Another important limitation is the use of different control tissue types between the analyzed conditions. Although patient-matched control tissue was used for relapsed Clubfoot, these samples may not represent fully healthy tissue, as a noncontracted tissue from the same patient foot might be still biomechanically affected. Nevertheless, the use of truly healthy pediatric connective tissue controls is ethically and practically impossible. Control tissue for DD was obtained from necropsy samples due to the limited availability of healthy palmar fascia. This difference may represent a potential source of variability related to postmortem tissue changes and tissue processing conditions. Previous studies on DD have used, as a control, macroscopically unaffected fascia from the same DD patient [68,69] or tissue biopsy excised during surgery for carpal tunnel [28]. However, such tissues may still be biomechanically or molecularly affected by the disease process and therefore may not represent a truly healthy control. Despite these limitations, partially overlapping ECM-associated molecular findings were independently identified in both disease-control comparisons, supporting the biological relevance of the observed fibrosis-associated pathways. The study was focused on comparing fibrosis-associated molecular remodeling processes rather than directly comparing the two diseases themselves. Nevertheless, differences in age, anatomical localization, and tissue biology may represent potential confounding factors and should be considered when interpreting the observed overlap in extracellular matrix-related pathways.

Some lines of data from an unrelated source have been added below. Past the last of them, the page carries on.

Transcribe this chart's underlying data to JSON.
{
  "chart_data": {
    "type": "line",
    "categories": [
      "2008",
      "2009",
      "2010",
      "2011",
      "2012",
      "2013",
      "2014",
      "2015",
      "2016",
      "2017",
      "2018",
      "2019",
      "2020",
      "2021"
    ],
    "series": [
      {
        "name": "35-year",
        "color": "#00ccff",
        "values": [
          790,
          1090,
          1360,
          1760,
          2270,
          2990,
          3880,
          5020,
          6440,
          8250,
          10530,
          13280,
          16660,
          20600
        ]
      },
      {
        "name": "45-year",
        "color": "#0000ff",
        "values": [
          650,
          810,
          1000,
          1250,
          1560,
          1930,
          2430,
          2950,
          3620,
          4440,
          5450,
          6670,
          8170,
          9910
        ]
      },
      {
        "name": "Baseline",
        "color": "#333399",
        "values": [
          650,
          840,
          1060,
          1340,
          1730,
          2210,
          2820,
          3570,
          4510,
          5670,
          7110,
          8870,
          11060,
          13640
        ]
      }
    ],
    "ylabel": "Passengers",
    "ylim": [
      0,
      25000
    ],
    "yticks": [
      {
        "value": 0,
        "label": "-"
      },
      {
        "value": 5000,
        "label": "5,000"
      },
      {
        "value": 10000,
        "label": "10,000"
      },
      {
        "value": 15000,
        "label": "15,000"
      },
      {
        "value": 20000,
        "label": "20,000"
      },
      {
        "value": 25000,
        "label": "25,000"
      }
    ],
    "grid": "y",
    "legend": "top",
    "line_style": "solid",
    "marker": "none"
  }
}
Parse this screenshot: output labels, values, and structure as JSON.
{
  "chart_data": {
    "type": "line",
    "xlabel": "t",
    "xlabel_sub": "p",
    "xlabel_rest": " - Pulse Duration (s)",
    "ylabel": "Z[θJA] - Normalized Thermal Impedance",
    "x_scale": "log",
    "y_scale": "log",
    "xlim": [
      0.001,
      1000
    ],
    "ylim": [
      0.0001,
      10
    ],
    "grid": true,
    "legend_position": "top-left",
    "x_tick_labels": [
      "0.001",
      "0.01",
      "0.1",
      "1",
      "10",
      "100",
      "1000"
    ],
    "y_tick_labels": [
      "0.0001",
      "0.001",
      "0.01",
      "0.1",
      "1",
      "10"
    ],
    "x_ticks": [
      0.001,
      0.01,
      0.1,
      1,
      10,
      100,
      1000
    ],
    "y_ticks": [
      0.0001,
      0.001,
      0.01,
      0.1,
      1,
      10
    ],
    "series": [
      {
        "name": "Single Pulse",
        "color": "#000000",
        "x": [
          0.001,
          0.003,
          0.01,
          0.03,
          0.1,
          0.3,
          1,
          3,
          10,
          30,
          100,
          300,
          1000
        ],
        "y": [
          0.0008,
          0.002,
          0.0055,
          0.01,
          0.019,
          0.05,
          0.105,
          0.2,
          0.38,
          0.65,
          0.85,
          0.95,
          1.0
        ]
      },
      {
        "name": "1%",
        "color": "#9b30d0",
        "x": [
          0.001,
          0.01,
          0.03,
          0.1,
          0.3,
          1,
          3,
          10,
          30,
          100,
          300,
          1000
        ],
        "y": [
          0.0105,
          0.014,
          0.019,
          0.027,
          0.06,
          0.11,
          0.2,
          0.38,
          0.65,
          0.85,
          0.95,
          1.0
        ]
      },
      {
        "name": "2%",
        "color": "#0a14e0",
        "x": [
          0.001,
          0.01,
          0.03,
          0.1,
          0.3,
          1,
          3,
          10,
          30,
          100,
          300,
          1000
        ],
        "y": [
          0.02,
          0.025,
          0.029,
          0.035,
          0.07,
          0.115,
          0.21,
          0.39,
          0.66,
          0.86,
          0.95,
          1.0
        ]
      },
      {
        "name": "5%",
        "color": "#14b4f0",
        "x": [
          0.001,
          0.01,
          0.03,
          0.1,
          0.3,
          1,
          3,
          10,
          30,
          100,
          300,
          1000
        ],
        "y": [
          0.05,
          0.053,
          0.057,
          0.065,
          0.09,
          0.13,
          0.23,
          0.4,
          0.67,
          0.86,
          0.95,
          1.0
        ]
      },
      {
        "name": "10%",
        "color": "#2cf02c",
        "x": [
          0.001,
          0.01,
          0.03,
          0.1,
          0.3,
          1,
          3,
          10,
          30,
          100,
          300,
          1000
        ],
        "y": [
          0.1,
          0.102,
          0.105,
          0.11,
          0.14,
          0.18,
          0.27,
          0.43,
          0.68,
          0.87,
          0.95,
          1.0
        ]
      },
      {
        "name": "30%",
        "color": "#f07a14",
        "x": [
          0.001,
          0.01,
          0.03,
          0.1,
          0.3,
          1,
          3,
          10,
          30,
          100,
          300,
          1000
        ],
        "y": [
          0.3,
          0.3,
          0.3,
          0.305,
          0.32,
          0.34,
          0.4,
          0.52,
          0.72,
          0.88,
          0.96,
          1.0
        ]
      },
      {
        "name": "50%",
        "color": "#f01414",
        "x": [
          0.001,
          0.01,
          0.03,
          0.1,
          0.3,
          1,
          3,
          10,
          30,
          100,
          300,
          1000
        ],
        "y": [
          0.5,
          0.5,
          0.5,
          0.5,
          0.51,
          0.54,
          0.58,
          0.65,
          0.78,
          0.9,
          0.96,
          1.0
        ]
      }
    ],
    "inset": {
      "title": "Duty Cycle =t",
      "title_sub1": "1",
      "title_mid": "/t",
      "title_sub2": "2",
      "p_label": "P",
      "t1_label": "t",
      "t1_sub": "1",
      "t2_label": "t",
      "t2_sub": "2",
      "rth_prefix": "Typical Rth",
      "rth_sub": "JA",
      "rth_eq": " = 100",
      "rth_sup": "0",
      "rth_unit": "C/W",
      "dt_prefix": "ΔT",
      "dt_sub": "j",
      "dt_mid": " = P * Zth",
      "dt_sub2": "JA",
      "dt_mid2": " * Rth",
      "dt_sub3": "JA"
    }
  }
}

The findings presented here, including dysregulation of extracellular matrix composition and signaling, immunohistochemical detection of several profibrotic proteins in DDN, and enhanced collagen crosslinking in RCT remain exploratory, the identified pathways may be biologically relevant in the broader context of connective tissue fibrosis and mechanobiological tissue stiffening. Similar ECM-associated remodeling processes have been described in other musculoskeletal connective tissue disorders, including tendinopathy and diabetic tendon pathology, where altered collagen organization, matrix stiffness, and chronic remodeling contribute to tissue dysfunction [78]. Identification of recurrently dysregulated ECM proteins and fibrosis-associated pathways may therefore support future investigation of candidate biomarkers and potential antifibrotic therapeutic strategies. In terms of experimental treatments for DD, the TNF-α inhibitor adalimumab has shown promising results in phase 2b clinical trials for early-stage DD [41]. Recently, experimental in vitro studies [27,40,43] have been conducted with the antifibrotic drug minoxidil. In both cases, minoxidil decreased collagen type I accumulation in DD and RC fibroblast cultures.